1984 é um momento limiar, de transição da ditadura para a democracia, de emergência e elaboração de memórias traumáticas e fabulação de futuros. Os filmes apontam para um modelo social em crise e as respostas dos autores a esta crise revelam formas de continuidade e rupturas com o passado. Neste sentido, nos parece importante retomar a construção da figura mitológica de Teotônio Vilela em “O Evangelho segundo Teotônio”. Vilela foi um político alagoano, eleito deputado estadual pela UDN em 1954, posteriormente, representante da bancada do açúcar no senado. Após o golpe de 1964 e a extinção dos partidos políticos em 1965, ingressa na Arena, partido de apoio à ditadura que deixou em 1979, para ingressar no MDB, partido de oposição ao regime, em que terá uma atuação destacada na articulação da Lei da Anistia. Morre em 1983, mas não sem antes afirmar, no filme de Carvalho, sua convicção de que só a luta armada poderá libertar a América do Sul de seus tiranos.
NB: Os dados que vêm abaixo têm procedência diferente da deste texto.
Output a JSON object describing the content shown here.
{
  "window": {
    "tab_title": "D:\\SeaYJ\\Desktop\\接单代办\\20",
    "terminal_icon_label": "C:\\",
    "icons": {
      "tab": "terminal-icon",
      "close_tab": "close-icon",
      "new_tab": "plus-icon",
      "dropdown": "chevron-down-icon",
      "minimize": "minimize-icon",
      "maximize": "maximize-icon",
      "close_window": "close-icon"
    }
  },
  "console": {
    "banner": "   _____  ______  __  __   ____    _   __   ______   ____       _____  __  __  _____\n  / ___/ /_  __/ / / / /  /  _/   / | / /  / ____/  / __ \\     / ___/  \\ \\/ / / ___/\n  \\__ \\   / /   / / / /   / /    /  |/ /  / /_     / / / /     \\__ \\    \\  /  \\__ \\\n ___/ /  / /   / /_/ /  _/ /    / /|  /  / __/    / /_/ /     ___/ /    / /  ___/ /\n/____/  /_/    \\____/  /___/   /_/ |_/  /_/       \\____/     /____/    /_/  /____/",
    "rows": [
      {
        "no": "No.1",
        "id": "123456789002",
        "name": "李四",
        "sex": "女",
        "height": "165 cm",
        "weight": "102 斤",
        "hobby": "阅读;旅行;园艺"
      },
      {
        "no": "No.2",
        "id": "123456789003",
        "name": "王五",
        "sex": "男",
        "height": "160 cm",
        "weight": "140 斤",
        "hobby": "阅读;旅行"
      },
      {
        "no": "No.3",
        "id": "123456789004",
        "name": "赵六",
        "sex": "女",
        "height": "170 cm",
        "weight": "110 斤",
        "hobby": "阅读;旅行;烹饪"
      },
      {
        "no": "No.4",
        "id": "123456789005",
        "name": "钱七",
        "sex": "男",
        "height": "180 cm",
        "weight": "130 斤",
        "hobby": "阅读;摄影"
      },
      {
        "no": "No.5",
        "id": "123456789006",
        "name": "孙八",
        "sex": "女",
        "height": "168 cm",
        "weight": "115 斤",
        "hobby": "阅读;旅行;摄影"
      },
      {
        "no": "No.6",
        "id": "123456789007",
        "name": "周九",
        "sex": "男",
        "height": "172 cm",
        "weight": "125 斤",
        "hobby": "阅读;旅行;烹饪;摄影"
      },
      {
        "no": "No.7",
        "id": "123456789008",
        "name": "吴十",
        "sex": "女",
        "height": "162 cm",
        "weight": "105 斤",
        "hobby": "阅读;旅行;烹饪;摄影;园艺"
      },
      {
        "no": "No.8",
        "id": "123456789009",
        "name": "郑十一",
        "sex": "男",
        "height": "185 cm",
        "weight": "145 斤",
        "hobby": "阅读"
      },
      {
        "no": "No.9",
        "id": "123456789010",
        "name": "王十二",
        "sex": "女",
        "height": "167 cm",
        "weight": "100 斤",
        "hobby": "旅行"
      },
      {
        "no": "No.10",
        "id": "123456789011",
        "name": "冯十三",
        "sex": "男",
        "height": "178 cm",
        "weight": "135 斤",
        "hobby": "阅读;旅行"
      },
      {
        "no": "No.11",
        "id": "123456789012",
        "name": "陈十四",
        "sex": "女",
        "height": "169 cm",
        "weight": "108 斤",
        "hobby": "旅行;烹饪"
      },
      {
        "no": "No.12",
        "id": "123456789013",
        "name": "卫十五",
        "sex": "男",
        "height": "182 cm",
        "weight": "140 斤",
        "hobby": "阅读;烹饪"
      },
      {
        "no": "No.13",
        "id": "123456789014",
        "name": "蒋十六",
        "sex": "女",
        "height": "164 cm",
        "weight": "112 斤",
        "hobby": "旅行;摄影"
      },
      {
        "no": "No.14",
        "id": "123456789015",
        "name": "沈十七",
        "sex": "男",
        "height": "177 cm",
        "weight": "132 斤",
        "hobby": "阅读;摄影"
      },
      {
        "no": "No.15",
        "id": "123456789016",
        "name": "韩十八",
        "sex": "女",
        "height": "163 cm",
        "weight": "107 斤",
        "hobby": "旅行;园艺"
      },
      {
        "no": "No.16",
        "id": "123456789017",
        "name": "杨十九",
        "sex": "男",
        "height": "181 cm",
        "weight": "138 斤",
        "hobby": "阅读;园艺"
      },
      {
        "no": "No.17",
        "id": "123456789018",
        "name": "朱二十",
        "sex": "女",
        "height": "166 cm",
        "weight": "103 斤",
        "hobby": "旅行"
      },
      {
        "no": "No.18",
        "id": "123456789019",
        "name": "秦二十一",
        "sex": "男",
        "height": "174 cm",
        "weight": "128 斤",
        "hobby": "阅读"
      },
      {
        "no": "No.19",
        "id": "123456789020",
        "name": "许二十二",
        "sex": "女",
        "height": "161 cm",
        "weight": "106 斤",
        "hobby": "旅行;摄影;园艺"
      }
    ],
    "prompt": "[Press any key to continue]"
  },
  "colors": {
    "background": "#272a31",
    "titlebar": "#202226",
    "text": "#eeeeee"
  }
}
“Verdes Anos” é uma livre adaptação do conto de Luiz Fernando Emediato, com direção de Carlos Gerbase e Giba Assis Brasil. Ambientada no início dos anos 1970, a trama se passa durante o milagre econômico, período em que o país viveu um forte crescimento e geração de empregos, mas que, paradoxalmente, representou o achatamento dos salários, o aumento da corrupção e da concentração de renda, levado a um aprofundamento das desigualdades sociais. No plano político, o período ficou marcado pelo recrudescimento da repressão e violência do regime militar. Tendo este cenário político como pano de fundo, o filme narra as questões existenciais de um grupo de jovens em uma cidade do interior do Rio Grande do Sul. O protagonista é Nando, jovem que experimenta as descobertas típicas desta fase e vive em contradição com o pai, Leopoldo, personagem que está sempre acusando nos modos de vida das pessoas no seu entorno, a conivência com o autoritarismo, a violência e a decadência moral da ditadura.
Propomos pensar a relação entre os filmes enquanto uma constelação de imagens que se atraem tanto pelas semelhanças quanto pelas diferenças. Para isso, nos valemos da contribuição de autores que, a partir da leitura de Benjamin (1985), valorizam a dimensão temporal, heterogênea e anacrônica (DIDI-HUBERMAN, 2015) das relações entre história, memória e imagens.
Bibliografia
- BENJAMIN, Walter. Magia e técnica, arte e política: ensaios sobre literatura e história da cultura – obras escolhidas, volume I. São Paulo: Ed. Brasiliense, 1985.
DIDI-HUBERMAN, Georges. Diante do tempo: História da arte e anacronismos da imagem. Belo Horizonte: Editora UFMG, 2015.
HUYSSEN, Andreas. Culturas do passado-presente: modernismo, artes visuais, políticas da memória. Rio de Janeiro: Contraponto, 2014.
NAPOLITANO, Marcos. “Recordar é vencer: as dinâmicas e vicissitudes da construção da memória sobre o regime militar brasileiro”. In: Antíteses v. 8, n. 15esp., p. 09-44, nov. 2015.
TELES, Edson; SAFATLE, Vladimir Safatle (Orgs.). O que resta da ditadura: a exceção brasileira. São Paulo: Boitempo, 2010.
XAVIER, Ismail. “Do golpe militar à abertura: a resposta do cinema de autor”. In: XAVIER, Ismail. O cinema brasileiro moderno. São Paulo: Paz e Terra, 2001.